Intelligence is wildly complicated. There are a variety of different types, from spatial to mathematical to musical ability, and raw talent interacts with our habits of mind and the situation to make us functionally smarter or dumber at different times.
For all these reasons, you'd imagine that spotting physical signs of intelligence in the brain would be incredibly tricky, but according to Big Think, apparently a team at Yale has already managed such a feat.

Who needs an IQ test when you have an MRI machine?

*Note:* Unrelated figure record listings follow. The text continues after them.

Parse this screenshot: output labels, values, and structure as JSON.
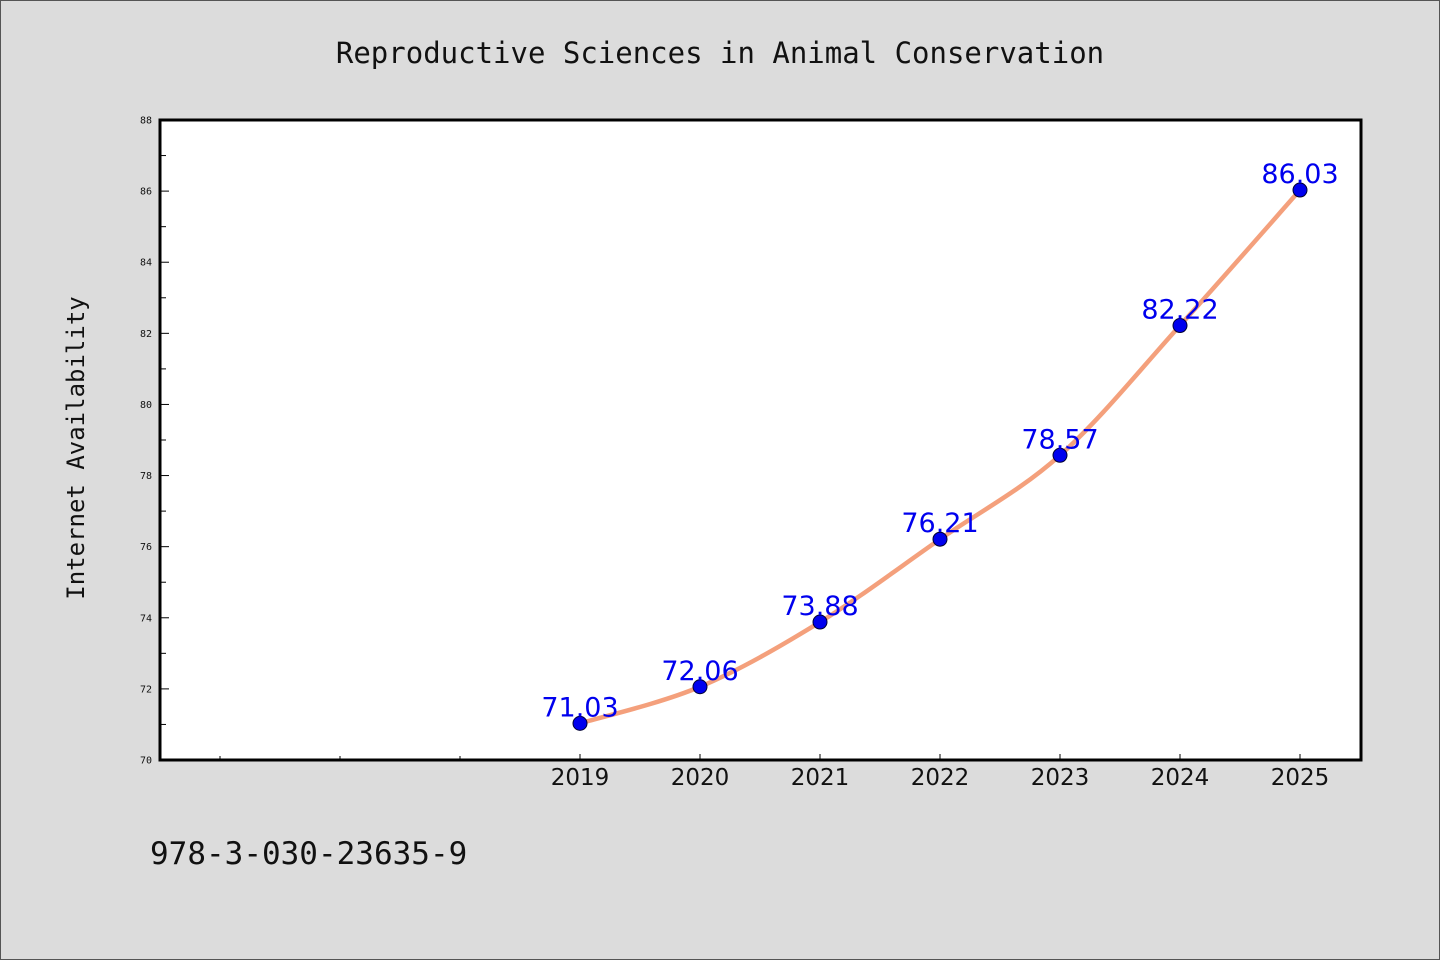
{
  "footer_text": "978-3-030-23635-9",
  "chart_data": {
    "type": "line",
    "title": "Reproductive Sciences in Animal Conservation",
    "xlabel": "",
    "ylabel": "Internet Availability",
    "categories": [
      "2019",
      "2020",
      "2021",
      "2022",
      "2023",
      "2024",
      "2025"
    ],
    "values": [
      71.03,
      72.06,
      73.88,
      76.21,
      78.57,
      82.22,
      86.03
    ],
    "data_labels": [
      "71.03",
      "72.06",
      "73.88",
      "76.21",
      "78.57",
      "82.22",
      "86.03"
    ],
    "ylim": [
      70,
      88
    ],
    "yticks": [
      70,
      72,
      74,
      76,
      78,
      80,
      82,
      84,
      86,
      88
    ],
    "grid": false,
    "line_color": "#f4a07c",
    "marker_color": "#0000ee",
    "label_color": "#0000ee",
    "background_color": "#dcdcdc",
    "plot_background": "#ffffff"
  }
}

For a recent study, the neuroscientists scanned the brains of 126 subjects with a fMRI machine and, just buy looking at the results, were able to predict their scores on a test that measures a kind of intelligence known as "fluid intelligence," which involves the ability to recognize patterns, solve problems, and identify relationships, and which has been established as a decent predictor of academic performance.
Brains with more connections between two regions known as the frontal and parietal lobes, it turns out, display more fluid intelligence, and the number and strength of these connections is visible from an fMRI scans.
Big Think points out the point of the study wasn't to develop a new technique to assess intelligence. Instead the work was done as part of the Human Connectome Project. which aims to map the connections in the human brain. It turns out that the specific ways our various brain regions are wired together is not only a good indicator of our level of smarts, but also as unique as a fingerprint.
The scientists "could identify one participant from another with 99% accuracy, from their brain scan," Big Think reports.

Curative, but also creepy

That level of detail may eventually help scientists develop personalized treatments for tricky brain diseases like schizophrenia. But in the meantime, being able to objectively measure someone's intelligence with such a test is also a little creepy.
While tailoring treatment or educational interventions based on brain data sounds great, other less appealing uses of the technology can easily be imagined. "It's a double-edged sword," neuroethicist Laura Cabrera told Wired in relation to the same research. Cabrera goes on to note that brain scans could be used to decide who gets into college, covered by insurance companies, or even hired.
But we still have lots of time to discuss the ethical implications of this technology and design rules to ensure it serves the common good. "It's not wrong to say there are weird ethical implications to this," study co-author Emily Finn commented in the same article, "but we're still a long way from doing this with enough accuracy to apply in the real world."